The failure to embrace the idea of divine impassibility becomes especially disastrous for Christians when it causes them to think of the crucifixion as an event in the genesis of God's personality, a trial through which he passed as our fellow sufferer so that he could achieve in himself the perfection of self-abandoning love. At its most vulgar, this way of thinking implies that God took our suffering into himself as something that changed or enlarged his knowledge of us, and it implies also that on the cross he had to learn the extent of our suffering: now, perhaps, he understands what we must endure. This is simply nonsense. It is a logical absurdity simultaneously to assert that God is the source of all that is and that God can "become" something more or other than he previously was.
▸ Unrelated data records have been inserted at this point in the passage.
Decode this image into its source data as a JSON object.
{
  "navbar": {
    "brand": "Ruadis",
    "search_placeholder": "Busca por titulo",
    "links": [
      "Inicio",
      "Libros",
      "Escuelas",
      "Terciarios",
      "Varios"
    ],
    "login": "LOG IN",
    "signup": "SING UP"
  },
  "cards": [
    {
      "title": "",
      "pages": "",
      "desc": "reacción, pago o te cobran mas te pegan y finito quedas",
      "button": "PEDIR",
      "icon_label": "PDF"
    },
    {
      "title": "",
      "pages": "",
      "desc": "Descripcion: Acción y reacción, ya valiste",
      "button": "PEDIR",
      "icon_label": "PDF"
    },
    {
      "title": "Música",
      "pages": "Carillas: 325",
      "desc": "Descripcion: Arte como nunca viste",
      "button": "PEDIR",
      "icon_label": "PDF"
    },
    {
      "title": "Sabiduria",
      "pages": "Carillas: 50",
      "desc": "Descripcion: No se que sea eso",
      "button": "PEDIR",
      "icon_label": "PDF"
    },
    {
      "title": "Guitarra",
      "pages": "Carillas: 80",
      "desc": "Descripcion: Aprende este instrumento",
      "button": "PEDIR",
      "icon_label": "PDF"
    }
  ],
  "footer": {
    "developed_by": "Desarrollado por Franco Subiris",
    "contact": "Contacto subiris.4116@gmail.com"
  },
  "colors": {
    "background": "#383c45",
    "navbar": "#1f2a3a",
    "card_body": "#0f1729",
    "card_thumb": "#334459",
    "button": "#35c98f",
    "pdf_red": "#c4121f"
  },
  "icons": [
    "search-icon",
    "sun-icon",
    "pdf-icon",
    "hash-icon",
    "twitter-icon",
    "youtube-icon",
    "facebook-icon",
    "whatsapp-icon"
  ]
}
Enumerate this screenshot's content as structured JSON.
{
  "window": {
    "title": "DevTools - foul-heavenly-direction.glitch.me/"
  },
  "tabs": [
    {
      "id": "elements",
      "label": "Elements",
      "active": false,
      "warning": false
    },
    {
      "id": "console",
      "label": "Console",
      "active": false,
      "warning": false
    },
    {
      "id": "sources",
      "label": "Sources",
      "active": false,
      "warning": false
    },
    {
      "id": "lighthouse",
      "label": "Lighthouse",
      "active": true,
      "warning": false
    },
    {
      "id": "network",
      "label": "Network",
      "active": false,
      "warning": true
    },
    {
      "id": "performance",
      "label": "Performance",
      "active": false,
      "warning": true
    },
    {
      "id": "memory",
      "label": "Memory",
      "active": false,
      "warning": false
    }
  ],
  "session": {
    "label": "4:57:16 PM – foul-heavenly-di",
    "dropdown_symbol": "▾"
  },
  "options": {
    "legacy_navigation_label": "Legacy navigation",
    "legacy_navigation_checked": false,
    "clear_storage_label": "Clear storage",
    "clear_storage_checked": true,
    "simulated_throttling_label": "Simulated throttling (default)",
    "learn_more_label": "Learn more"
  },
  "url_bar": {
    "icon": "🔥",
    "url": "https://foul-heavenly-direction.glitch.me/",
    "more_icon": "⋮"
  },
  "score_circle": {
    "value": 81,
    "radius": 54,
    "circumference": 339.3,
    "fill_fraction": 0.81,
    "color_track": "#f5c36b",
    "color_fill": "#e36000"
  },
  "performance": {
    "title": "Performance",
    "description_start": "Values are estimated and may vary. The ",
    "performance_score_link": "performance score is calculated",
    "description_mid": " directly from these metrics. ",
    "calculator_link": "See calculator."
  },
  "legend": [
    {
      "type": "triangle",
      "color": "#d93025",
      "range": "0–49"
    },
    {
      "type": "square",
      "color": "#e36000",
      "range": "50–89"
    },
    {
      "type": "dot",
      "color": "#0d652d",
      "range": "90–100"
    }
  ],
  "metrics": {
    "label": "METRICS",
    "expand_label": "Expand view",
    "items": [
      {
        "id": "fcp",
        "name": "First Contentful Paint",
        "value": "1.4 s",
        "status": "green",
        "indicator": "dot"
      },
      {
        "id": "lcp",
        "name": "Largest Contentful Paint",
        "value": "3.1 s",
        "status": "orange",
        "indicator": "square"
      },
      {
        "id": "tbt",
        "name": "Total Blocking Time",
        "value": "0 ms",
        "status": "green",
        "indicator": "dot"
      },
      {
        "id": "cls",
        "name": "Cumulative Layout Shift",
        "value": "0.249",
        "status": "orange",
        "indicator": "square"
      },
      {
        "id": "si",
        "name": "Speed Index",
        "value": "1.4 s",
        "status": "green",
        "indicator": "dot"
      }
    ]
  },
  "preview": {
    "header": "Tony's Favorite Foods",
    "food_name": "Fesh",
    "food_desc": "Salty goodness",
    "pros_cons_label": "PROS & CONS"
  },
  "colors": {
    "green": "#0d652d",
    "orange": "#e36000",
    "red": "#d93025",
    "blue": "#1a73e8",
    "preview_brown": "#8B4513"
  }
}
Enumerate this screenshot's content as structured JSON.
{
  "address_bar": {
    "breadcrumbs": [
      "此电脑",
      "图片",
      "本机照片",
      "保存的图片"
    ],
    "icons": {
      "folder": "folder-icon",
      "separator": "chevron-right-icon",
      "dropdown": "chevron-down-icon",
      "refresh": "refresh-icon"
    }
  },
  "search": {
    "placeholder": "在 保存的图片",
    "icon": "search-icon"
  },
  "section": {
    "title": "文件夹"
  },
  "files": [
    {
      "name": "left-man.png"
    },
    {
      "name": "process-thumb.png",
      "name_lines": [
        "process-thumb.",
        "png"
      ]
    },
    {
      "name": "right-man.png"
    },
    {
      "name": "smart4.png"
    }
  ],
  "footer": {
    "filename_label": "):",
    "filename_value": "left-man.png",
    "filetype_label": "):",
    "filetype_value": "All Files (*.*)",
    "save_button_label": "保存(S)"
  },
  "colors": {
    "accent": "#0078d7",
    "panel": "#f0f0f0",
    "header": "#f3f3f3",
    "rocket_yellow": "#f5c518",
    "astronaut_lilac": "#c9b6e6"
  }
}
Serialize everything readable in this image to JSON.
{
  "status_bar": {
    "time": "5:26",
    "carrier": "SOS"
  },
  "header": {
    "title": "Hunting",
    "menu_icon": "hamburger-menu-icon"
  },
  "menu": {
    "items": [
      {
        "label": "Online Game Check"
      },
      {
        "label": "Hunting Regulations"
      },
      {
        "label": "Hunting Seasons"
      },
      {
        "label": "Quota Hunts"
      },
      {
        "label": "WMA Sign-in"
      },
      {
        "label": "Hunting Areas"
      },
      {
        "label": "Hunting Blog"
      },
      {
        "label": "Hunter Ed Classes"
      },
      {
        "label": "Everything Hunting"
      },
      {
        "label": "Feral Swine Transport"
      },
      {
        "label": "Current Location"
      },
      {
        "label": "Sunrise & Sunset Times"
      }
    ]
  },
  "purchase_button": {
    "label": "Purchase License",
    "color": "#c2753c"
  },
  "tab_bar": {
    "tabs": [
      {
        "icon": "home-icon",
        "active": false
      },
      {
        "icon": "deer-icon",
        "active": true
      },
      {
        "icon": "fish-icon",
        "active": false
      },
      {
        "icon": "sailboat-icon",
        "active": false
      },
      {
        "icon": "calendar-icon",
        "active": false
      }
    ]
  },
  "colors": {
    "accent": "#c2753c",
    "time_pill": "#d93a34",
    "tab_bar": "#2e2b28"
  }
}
To suggest that God becomes the God he is by suffering passions, according to encounters with other tragic realities (even if he creates those realities), is to trade in mythology, to preach a finite God, one who is no doubt a "supreme being" but not the source of all being. And if God's love were in any sense shaped by sin, suffering, and death, then sin, suffering, and death would always be in some sense features of who he is. This not only means that evil would be a distinct reality over against God, and God's love something inherently deficient and reactive; it also means that evil would be somehow a part of God, and that goodness would require evil to be good. Such a God could not be love, even if in some sense he should prove to be "loving." Nor would he be the [source of] good as such, nor being as such. He, like us, would be a synthesis of death and life.